Politicians change, you are permanent: CJI NV Ramana tells CBI
New Delhi/IBNS: In a direct criticism of the Central Bureau of Investigation, Chief Justice of India NV Ramana on Friday said the country's premier probe agency has often raised "questions on its credibility" through its "actions and inactions".
Speaking during a function of the Central agency, he also suggested that the need of the hour is to "reclaim social legitimacy and public trust".
The CJI noted that the first step towards the same "is to break nexus with political and executive".
“There is an immediate requirement for the creation of an independent umbrella institution, so as to bring various agencies like the CBI, SFIO, ED, etc. under one roof. This body is required to be created under a statute, clearly defining its powers, functions and jurisdictions. Such a law will also lead to much needed legislative oversight,” he said.

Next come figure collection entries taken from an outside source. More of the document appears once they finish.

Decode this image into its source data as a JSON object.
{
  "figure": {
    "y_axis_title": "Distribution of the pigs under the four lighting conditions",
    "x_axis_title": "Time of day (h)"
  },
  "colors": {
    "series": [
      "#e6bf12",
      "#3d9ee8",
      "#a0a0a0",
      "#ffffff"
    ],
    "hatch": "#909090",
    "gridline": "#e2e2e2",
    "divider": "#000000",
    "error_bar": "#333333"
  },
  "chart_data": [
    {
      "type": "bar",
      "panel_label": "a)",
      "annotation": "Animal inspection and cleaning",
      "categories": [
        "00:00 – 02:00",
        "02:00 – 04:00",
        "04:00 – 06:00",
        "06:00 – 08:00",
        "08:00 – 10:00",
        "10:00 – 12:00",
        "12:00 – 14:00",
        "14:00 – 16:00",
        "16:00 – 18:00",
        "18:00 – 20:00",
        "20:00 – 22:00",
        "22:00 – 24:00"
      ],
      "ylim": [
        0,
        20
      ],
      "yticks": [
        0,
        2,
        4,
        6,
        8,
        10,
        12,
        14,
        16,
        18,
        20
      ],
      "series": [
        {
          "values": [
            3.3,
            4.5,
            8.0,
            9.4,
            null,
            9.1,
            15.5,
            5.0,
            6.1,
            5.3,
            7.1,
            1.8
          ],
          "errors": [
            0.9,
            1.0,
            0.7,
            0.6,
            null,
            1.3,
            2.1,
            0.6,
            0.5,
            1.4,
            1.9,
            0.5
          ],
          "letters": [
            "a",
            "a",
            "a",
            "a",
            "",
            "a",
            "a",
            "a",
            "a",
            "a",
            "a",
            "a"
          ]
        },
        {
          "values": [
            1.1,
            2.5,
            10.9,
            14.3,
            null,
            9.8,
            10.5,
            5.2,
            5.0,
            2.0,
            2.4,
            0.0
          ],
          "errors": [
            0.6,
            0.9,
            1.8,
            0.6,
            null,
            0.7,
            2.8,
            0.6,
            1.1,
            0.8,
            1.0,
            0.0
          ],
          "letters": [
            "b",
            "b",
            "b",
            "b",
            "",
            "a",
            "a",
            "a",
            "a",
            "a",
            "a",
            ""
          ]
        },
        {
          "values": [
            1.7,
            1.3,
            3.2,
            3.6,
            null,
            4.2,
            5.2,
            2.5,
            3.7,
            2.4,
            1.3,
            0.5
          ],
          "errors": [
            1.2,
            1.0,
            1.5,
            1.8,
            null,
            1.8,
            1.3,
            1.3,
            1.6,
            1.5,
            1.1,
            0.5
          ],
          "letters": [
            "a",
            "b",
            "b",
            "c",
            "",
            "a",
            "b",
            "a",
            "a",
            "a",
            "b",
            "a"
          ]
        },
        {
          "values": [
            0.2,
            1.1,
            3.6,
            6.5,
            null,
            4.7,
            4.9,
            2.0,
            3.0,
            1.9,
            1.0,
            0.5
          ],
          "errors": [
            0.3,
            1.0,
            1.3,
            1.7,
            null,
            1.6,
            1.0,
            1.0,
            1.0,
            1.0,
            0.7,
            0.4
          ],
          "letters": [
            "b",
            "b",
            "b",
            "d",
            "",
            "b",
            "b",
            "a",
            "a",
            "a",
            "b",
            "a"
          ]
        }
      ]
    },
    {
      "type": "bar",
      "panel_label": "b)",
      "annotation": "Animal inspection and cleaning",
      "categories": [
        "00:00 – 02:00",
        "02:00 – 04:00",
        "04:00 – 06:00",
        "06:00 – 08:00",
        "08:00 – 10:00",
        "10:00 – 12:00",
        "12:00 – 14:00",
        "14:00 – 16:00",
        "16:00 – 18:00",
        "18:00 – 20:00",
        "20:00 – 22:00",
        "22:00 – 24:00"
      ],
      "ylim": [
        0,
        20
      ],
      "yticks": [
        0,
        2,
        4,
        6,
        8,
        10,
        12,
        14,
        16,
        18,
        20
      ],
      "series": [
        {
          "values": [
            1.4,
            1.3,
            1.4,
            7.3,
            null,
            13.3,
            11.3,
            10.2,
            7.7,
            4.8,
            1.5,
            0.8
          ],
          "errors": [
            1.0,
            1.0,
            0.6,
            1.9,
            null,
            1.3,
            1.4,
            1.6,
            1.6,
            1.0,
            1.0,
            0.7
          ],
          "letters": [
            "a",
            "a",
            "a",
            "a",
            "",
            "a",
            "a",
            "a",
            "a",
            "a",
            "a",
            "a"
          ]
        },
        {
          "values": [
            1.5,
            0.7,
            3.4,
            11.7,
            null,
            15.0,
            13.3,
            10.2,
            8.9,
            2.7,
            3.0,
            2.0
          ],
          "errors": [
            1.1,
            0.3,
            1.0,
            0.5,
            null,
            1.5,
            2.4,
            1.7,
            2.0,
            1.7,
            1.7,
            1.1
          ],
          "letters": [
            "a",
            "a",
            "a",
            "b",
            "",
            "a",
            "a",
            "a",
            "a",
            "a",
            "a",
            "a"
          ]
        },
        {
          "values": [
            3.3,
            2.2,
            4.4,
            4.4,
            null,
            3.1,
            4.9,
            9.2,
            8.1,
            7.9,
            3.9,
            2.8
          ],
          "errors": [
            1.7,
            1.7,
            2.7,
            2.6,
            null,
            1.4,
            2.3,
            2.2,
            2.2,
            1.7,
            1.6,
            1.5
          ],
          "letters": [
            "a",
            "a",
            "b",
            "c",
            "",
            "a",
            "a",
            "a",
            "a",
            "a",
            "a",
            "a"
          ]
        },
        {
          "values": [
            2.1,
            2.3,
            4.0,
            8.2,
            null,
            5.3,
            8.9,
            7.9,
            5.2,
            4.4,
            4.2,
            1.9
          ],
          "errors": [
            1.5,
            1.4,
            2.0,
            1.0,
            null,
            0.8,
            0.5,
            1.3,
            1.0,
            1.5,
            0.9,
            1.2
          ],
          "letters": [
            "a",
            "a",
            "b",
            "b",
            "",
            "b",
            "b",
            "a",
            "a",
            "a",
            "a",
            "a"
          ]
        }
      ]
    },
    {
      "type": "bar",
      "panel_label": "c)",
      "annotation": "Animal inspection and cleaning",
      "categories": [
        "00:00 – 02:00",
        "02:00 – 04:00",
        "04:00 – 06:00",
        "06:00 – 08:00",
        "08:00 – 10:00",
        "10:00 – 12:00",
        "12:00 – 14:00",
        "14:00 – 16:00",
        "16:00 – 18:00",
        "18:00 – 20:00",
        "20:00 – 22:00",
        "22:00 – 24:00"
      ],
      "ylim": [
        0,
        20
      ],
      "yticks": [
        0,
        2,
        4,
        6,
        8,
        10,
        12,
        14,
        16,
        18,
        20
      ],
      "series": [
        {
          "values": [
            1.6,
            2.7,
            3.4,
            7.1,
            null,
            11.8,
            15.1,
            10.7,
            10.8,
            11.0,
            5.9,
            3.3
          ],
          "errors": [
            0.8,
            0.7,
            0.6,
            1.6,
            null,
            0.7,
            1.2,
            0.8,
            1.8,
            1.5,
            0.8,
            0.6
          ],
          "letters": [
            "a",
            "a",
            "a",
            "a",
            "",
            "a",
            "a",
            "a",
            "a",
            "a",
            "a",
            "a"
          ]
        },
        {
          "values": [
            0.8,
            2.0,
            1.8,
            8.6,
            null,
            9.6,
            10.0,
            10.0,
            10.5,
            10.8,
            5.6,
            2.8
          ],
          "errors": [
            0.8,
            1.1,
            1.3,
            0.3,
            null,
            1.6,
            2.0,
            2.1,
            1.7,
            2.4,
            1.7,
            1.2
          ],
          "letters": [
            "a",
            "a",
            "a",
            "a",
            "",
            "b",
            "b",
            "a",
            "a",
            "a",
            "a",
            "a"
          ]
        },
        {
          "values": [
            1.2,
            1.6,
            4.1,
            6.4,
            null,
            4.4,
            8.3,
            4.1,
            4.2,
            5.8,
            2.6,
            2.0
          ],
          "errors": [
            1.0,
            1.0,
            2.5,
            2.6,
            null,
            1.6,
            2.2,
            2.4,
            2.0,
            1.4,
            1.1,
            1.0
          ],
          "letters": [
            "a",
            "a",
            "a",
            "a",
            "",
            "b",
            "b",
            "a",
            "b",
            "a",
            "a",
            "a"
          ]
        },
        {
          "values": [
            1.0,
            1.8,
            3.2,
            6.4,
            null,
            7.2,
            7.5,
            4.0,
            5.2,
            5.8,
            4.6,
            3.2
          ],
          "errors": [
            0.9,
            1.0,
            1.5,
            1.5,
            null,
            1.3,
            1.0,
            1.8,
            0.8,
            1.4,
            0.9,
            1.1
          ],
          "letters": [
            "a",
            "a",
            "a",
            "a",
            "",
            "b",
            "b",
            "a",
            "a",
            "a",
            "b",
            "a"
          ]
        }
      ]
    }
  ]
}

He said to do that an independent and impartial authority should be "appointed by a committee akin to the one which appoints the Director of the CBI. The head of the organisation can be assisted by deputies who are specialists in different domains".
Delivering a lecture on "Democracy: Role and Responsibilities of Investigative Agencies", Justice Ramana recounted how the police system in India evolved from the British period.
He said with the passage of time, the CBI has "come under deep public scrutiny".
"The image of police is tarnished by allegations of corruption etc... often police officers approach us saying they are being harassed with change in power… The political executives will change with time. You are permanent," Chief Justice Ramana said.
The Chief Justice even admitted that investigative agencies suffer from not having Constitutional backing. "The police system gets its legitimacy from Constitution."
"Unfortunately investigation agencies still don't have benefit of being guided by a law," he said.
He noted the other challenges faced by the investigative agencies face, and said they have a lack of infrastructure, manpower, modern equipment, questionable means of procuring evidence, change in priorities with change in political executive and repeated transfer of officers.
"These issues often lead to the acquittal of guilty and incarceration of innocent. Courts can't monitor every step," he added.